Une nouvelle génération d’horodateurs fait son entrée dans la ville de Bruxelles

Alors que le conseil communal de la Ville s’est penché, lundi, sur la création d’un parcours d’œuvres monumentales signées Anish Kapoor sur son territoire, d’autres « sculptures » ont fait l’objet de débats. C’est que celles-là sont nettement moins intéressantes, en termes artistiques en tout cas puisqu’il s’agit des nouveaux horodateurs qui ont fait leur apparition, ces dernières semaines, sur les trottoirs de la ville de Bruxelles.

Des modèles new-look qui auraient quelque peu dérouté les automobilistes en quête d’un ticket de parking. « Non seulement cela va coûter beaucoup d’argent aux contribuables mais en plus, il faut être ingénieur en informatique pour pouvoir les utiliser », raille le conseiller communal d’opposition, Mohamed El Hamrouni (CDH).
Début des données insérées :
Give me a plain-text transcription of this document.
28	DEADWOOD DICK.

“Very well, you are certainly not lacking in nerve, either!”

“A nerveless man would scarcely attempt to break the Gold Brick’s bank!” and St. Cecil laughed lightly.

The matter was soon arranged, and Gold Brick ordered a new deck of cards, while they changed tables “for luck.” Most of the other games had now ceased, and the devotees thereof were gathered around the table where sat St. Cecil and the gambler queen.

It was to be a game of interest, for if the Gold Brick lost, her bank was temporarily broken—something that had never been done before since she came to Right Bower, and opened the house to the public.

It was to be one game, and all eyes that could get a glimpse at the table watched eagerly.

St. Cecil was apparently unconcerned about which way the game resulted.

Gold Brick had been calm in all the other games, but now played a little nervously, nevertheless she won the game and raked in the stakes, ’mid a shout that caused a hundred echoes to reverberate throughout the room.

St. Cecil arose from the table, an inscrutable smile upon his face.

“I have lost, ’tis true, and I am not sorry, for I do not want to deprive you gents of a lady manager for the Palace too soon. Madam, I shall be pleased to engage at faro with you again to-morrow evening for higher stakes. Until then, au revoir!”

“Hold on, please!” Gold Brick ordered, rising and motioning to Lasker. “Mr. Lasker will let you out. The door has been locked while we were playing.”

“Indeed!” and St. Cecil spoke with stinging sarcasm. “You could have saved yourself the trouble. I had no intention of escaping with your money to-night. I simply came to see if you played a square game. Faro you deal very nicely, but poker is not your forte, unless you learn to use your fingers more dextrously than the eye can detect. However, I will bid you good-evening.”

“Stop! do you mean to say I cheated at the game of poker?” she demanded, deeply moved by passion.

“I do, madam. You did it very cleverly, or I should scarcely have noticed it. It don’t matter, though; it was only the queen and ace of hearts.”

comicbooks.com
Celui-ci regrette qu’il faille désormais introduire le numéro de la plaque d’immatriculation pour obtenir un sésame et déplore une procédure plus longue et un mode d’emploi jugé peu clair. Critiqué aussi le fait qu’on ne puisse plus payer à l’aide de pièces de monnaie. « C’est vraiment ridicule, les gens n’y comprennent rien. »

Autant d’arguments qui ont été réfutés par l’échevine en charge du plan de stationnement local, Marion Lemesre (MR). Selon la libérale, les nouvelles machines dites intelligentes permettraient de résoudre plusieurs soucis rencontrés avec le matériel précédent. La fin du paiement par pièces ? « La suppression du cash diminue le risque de vandalisme. En effet, les frais liés aux réparations des machines endommagées s’élèvent à 55.000 euros rien que pour l’année 2014. » Marion Lemesre annonce au passage que dès le premier trimestre 2016, il sera possible d’effectuer le paiement par smartphone ou SMS. « Ce système permet de régler le temps réellement perçu et plus par tranche horaire », a-t-elle ajouté.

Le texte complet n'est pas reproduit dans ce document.